100枚の絵ハガキ   Next
   
     

夜と蠍(サソリ) <前編>

 
 

 右手に広がる水平線に太陽が沈み、轟と吼えて空が緋色に燃えあがった。すぐに舞い降りてくる闇の前の、一瞬の光の断末魔。
 なんという色、なんという高さ、なんという広がり・・・。砂を蹴り、風を切っているバイクと自分も緋色に染まっている。この広大な原野に一人いて、自分の存在の、なんとちっぽけなことか。
 「兎の岬」を意味するプンタ・コネホから30キロ南の海岸線。スタートした町、エンセナーダからここまで、戸田(とだ)は1500キロのオフロードを走ってきた。

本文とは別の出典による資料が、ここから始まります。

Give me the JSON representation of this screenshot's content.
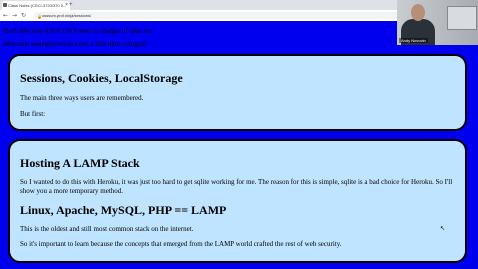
{
  "browser": {
    "tab_title": "Class Notes (CSCI-3720/370 5...",
    "url": "osssum.prof.ninja/sessions/"
  },
  "webcam": {
    "name": "Andy Novocin"
  },
  "page": {
    "style_line": "Don't like this style? Click here to change it! blue.css",
    "welcome_line": "Welcome andy@novocin.com, Click here to logout",
    "card1": {
      "title": "Sessions, Cookies, LocalStorage",
      "p1": "The main three ways users are remembered.",
      "p2": "But first:"
    },
    "card2": {
      "title": "Hosting A LAMP Stack",
      "p1": "So I wanted to do this with Heroku, it was just too hard to get sqlite working for me. The reason for this is simple, sqlite is a bad choice for Heroku. So I'll show you a more temporary method.",
      "subtitle": "Linux, Apache, MySQL, PHP == LAMP",
      "p2": "This is the oldest and still most common stack on the internet.",
      "p3": "So it's important to learn because the concepts that emerged from the LAMP world crafted the rest of web security."
    }
  }
}
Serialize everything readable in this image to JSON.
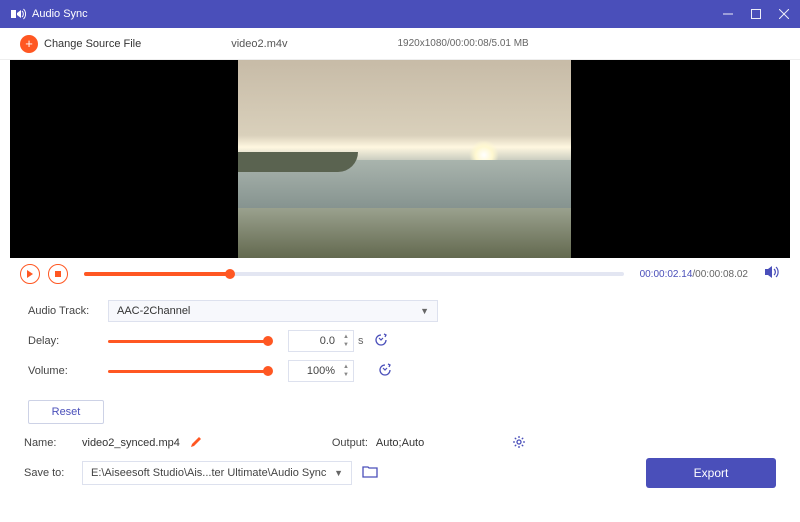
{
  "title": "Audio Sync",
  "toolbar": {
    "change_label": "Change Source File",
    "filename": "video2.m4v",
    "metadata": "1920x1080/00:00:08/5.01 MB"
  },
  "player": {
    "current_time": "00:00:02.14",
    "total_time": "/00:00:08.02"
  },
  "audio_track": {
    "label": "Audio Track:",
    "value": "AAC-2Channel"
  },
  "delay": {
    "label": "Delay:",
    "value": "0.0",
    "unit": "s"
  },
  "volume": {
    "label": "Volume:",
    "value": "100%"
  },
  "reset": "Reset",
  "name": {
    "label": "Name:",
    "value": "video2_synced.mp4"
  },
  "output": {
    "label": "Output:",
    "value": "Auto;Auto"
  },
  "saveto": {
    "label": "Save to:",
    "value": "E:\\Aiseesoft Studio\\Ais...ter Ultimate\\Audio Sync"
  },
  "export": "Export"
}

ゴールの港町、ラ・パスまではあと100キロ。タイムリミットまで3時間はあるから、時間内完走はまず間違いない。
 休もうと自分に言い聞かせ、戸田はバイクを止めた。レース中だがここで数分休んだからといって結果に大差はない。どうせ端から、記録や順位とは無縁のレースを続けてきたのだ。今回だって、速い者たちはとうにゴールしている。そんなことより、この瞬間の光と色を目に灼きつけ、風景からの無言のメッセージを体に染み込ませておきたい。

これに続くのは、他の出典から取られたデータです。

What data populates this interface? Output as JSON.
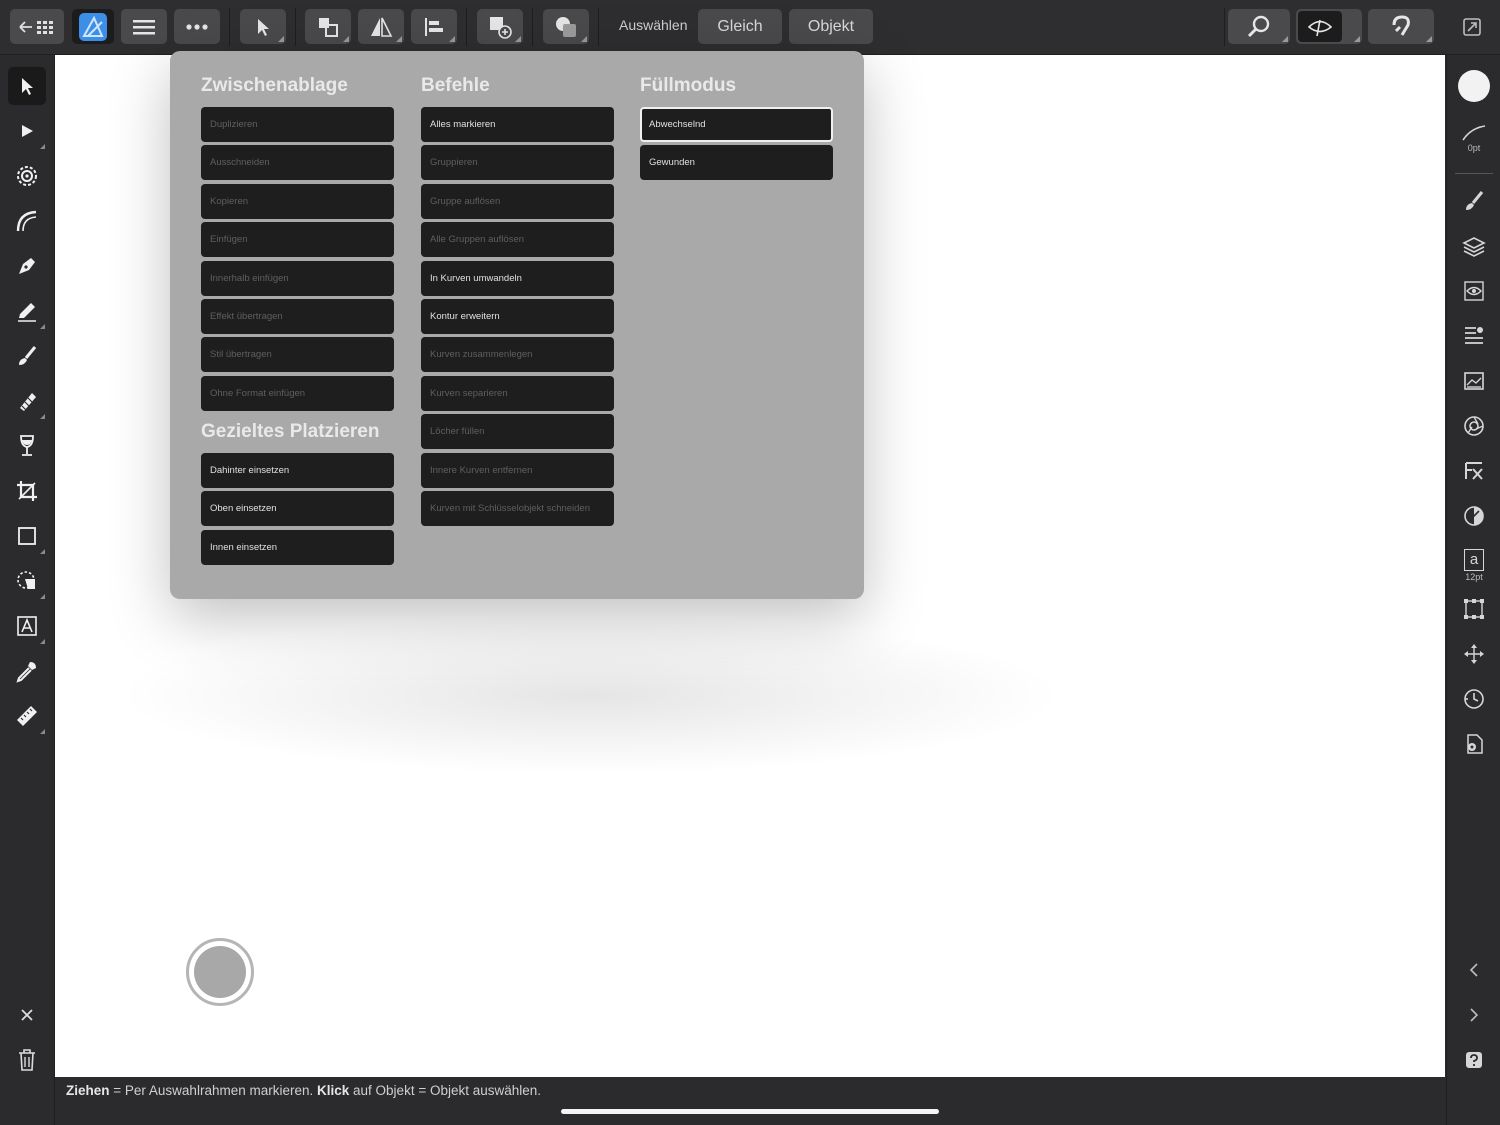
{
  "toolbar": {
    "select_label": "Auswählen",
    "same_label": "Gleich",
    "object_label": "Objekt"
  },
  "popover": {
    "clipboard": {
      "title": "Zwischenablage",
      "items": [
        {
          "label": "Duplizieren",
          "enabled": false
        },
        {
          "label": "Ausschneiden",
          "enabled": false
        },
        {
          "label": "Kopieren",
          "enabled": false
        },
        {
          "label": "Einfügen",
          "enabled": false
        },
        {
          "label": "Innerhalb einfügen",
          "enabled": false
        },
        {
          "label": "Effekt übertragen",
          "enabled": false
        },
        {
          "label": "Stil übertragen",
          "enabled": false
        },
        {
          "label": "Ohne Format einfügen",
          "enabled": false
        }
      ]
    },
    "placement": {
      "title": "Gezieltes Platzieren",
      "items": [
        {
          "label": "Dahinter einsetzen",
          "enabled": true
        },
        {
          "label": "Oben einsetzen",
          "enabled": true
        },
        {
          "label": "Innen einsetzen",
          "enabled": true
        }
      ]
    },
    "commands": {
      "title": "Befehle",
      "items": [
        {
          "label": "Alles markieren",
          "enabled": true
        },
        {
          "label": "Gruppieren",
          "enabled": false
        },
        {
          "label": "Gruppe auflösen",
          "enabled": false
        },
        {
          "label": "Alle Gruppen auflösen",
          "enabled": false
        },
        {
          "label": "In Kurven umwandeln",
          "enabled": true
        },
        {
          "label": "Kontur erweitern",
          "enabled": true
        },
        {
          "label": "Kurven zusammenlegen",
          "enabled": false
        },
        {
          "label": "Kurven separieren",
          "enabled": false
        },
        {
          "label": "Löcher füllen",
          "enabled": false
        },
        {
          "label": "Innere Kurven entfernen",
          "enabled": false
        },
        {
          "label": "Kurven mit Schlüsselobjekt schneiden",
          "enabled": false
        }
      ]
    },
    "fillmode": {
      "title": "Füllmodus",
      "items": [
        {
          "label": "Abwechselnd",
          "enabled": true,
          "selected": true
        },
        {
          "label": "Gewunden",
          "enabled": true,
          "selected": false
        }
      ]
    }
  },
  "right_panel": {
    "stroke_width": "0pt",
    "font_size": "12pt",
    "char_glyph": "a"
  },
  "status": {
    "drag_bold": "Ziehen",
    "drag_text": " = Per Auswahlrahmen markieren. ",
    "click_bold": "Klick",
    "click_text": " auf Objekt = Objekt auswählen."
  },
  "colors": {
    "toolbar_bg": "#2e2e30",
    "button_bg": "#4a4a4c",
    "popover_bg": "#a9a9a9",
    "menu_button_bg": "#1e1e1f",
    "app_accent": "#3d8ee6"
  }
}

 エンジンを切ると静寂に押し込まれた。微かに聞こえる波の音と自分の呼吸音が、圧迫してくるような静けさをかえって際立たせる。
 メキシコ、バハ・カリフォルニア半島。メキシコ人たちが畏怖の念を込めて「悪魔の半島」と呼ぶ、全長1800キロの原野。時間から取り残され、原始の生態系をそのままに残した半島を一気に駆け抜けるオフロードレース、「BAJA(バハ)1000」に初めてエントリーしたのが1984年。その時36歳だった戸田が、今では53歳だ。17年の間に幾度もエントリーし、その度に痛い目に遭い、しかし性懲りもなく幾度もここに戻ってきた。

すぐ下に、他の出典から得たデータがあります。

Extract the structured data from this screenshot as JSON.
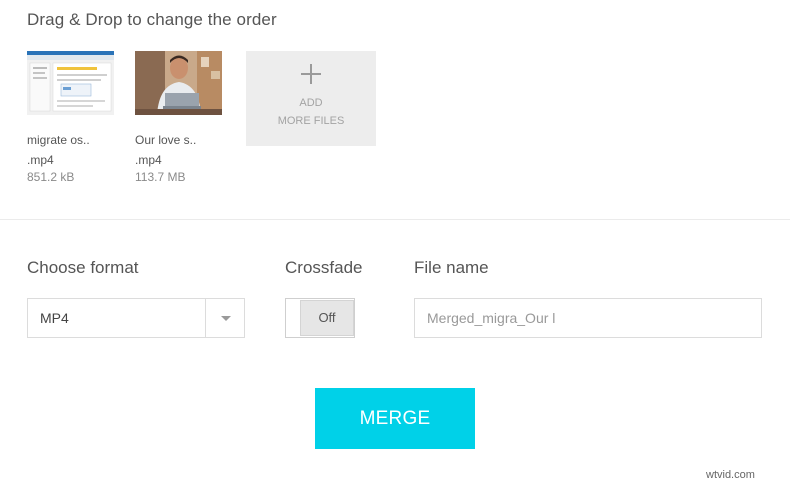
{
  "instructions": "Drag & Drop to change the order",
  "files": [
    {
      "name": "migrate os..",
      "ext": ".mp4",
      "size": "851.2 kB"
    },
    {
      "name": "Our love s..",
      "ext": ".mp4",
      "size": "113.7 MB"
    }
  ],
  "add_tile": {
    "line1": "ADD",
    "line2": "MORE FILES"
  },
  "format": {
    "label": "Choose format",
    "value": "MP4"
  },
  "crossfade": {
    "label": "Crossfade",
    "state": "Off"
  },
  "filename": {
    "label": "File name",
    "value": "Merged_migra_Our l"
  },
  "merge_label": "MERGE",
  "watermark": "wtvid.com",
  "colors": {
    "accent": "#00d1e8",
    "tile_bg": "#ededed"
  }
}
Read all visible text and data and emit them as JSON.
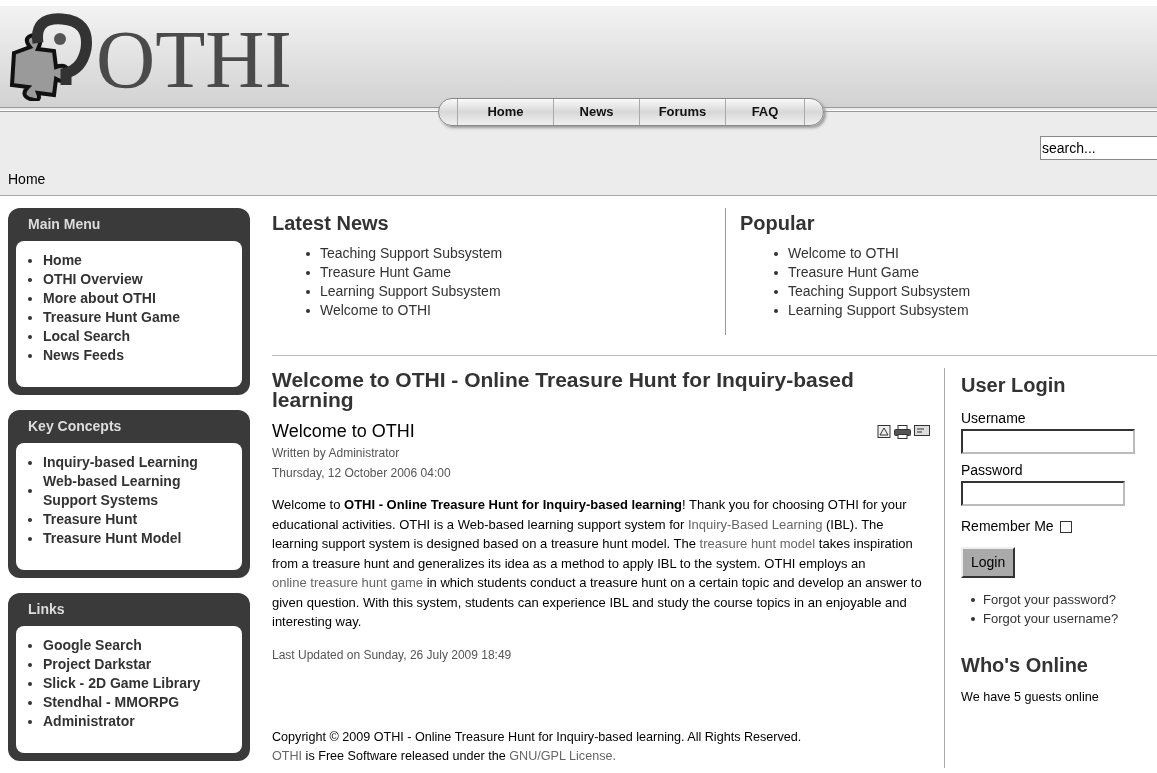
{
  "header": {
    "logo_text": "OTHI"
  },
  "nav": [
    {
      "label": "Home"
    },
    {
      "label": "News"
    },
    {
      "label": "Forums"
    },
    {
      "label": "FAQ"
    }
  ],
  "search": {
    "placeholder": "search..."
  },
  "breadcrumb": "Home",
  "sidebar": [
    {
      "title": "Main Menu",
      "items": [
        "Home",
        "OTHI Overview",
        "More about OTHI",
        "Treasure Hunt Game",
        "Local Search",
        "News Feeds"
      ]
    },
    {
      "title": "Key Concepts",
      "items": [
        "Inquiry-based Learning",
        "Web-based Learning Support Systems",
        "Treasure Hunt",
        "Treasure Hunt Model"
      ]
    },
    {
      "title": "Links",
      "items": [
        "Google Search",
        "Project Darkstar",
        "Slick - 2D Game Library",
        "Stendhal - MMORPG",
        "Administrator"
      ]
    }
  ],
  "latest_news": {
    "title": "Latest News",
    "items": [
      "Teaching Support Subsystem",
      "Treasure Hunt Game",
      "Learning Support Subsystem",
      "Welcome to OTHI"
    ]
  },
  "popular": {
    "title": "Popular",
    "items": [
      "Welcome to OTHI",
      "Treasure Hunt Game",
      "Teaching Support Subsystem",
      "Learning Support Subsystem"
    ]
  },
  "article": {
    "page_title": "Welcome to OTHI - Online Treasure Hunt for Inquiry-based learning",
    "title": "Welcome to OTHI",
    "author": "Written by Administrator",
    "date": "Thursday, 12 October 2006 04:00",
    "body": [
      {
        "kind": "plain",
        "text": "Welcome to "
      },
      {
        "kind": "bold",
        "text": "OTHI - Online Treasure Hunt for Inquiry-based learning"
      },
      {
        "kind": "plain",
        "text": "! Thank you for choosing OTHI for your educational activities. OTHI is a Web-based learning support system for "
      },
      {
        "kind": "link",
        "text": "Inquiry-Based Learning"
      },
      {
        "kind": "plain",
        "text": " (IBL). The learning support system is designed based on a treasure hunt model. The "
      },
      {
        "kind": "link",
        "text": "treasure hunt model"
      },
      {
        "kind": "plain",
        "text": " takes inspiration from a treasure hunt and generalizes its idea as a method to apply IBL to the system. OTHI employs an "
      },
      {
        "kind": "link",
        "text": "online treasure hunt game"
      },
      {
        "kind": "plain",
        "text": " in which students conduct a treasure hunt on a certain topic and develop an answer to given question. With this system, students can experience IBL and study the course topics in an enjoyable and interesting way."
      }
    ],
    "last_updated": "Last Updated on Sunday, 26 July 2009 18:49"
  },
  "footer": {
    "copyright": "Copyright © 2009 OTHI - Online Treasure Hunt for Inquiry-based learning. All Rights Reserved.",
    "license": [
      {
        "kind": "link",
        "text": "OTHI"
      },
      {
        "kind": "plain",
        "text": " is Free Software released under the "
      },
      {
        "kind": "link",
        "text": "GNU/GPL License."
      }
    ]
  },
  "login": {
    "title": "User Login",
    "username_label": "Username",
    "password_label": "Password",
    "remember_label": "Remember Me",
    "remember_checked": false,
    "button": "Login",
    "links": [
      "Forgot your password?",
      "Forgot your username?"
    ]
  },
  "whos_online": {
    "title": "Who's Online",
    "text": "We have 5 guests online"
  }
}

 戸田はバイクに跨ったままジャグの水を飲み、煙草に火をつけた。空の光が見る間に色を失い、仄い闇と共に冷気が下りてくる。すぐに、ガラスの粉を撒き散らしたような幾万もの星が天空を埋めるだろう。
 ミスコースしてビバークした時の、あの途方もなく長くて暗い夜の不安。太陽に炙られながら、出口を捜して歩き続けた時の喉の乾きと絶望。無人の原野に1人置かれた時の、自分の存在を丸ごと否定されるような恐怖・・・。
 浮かんでくるのは、何故か、苦しかったり、恐かったりした場面ばかりだ。戸田は原野に散々痛めつけられてきた。圧倒的なその力を舐めていたせいで死にかけたこともある。
 しかしそれでも、戸田は幾度もここに戻ってきた。何故そうしてきたのか、未だにうまく説明ができない。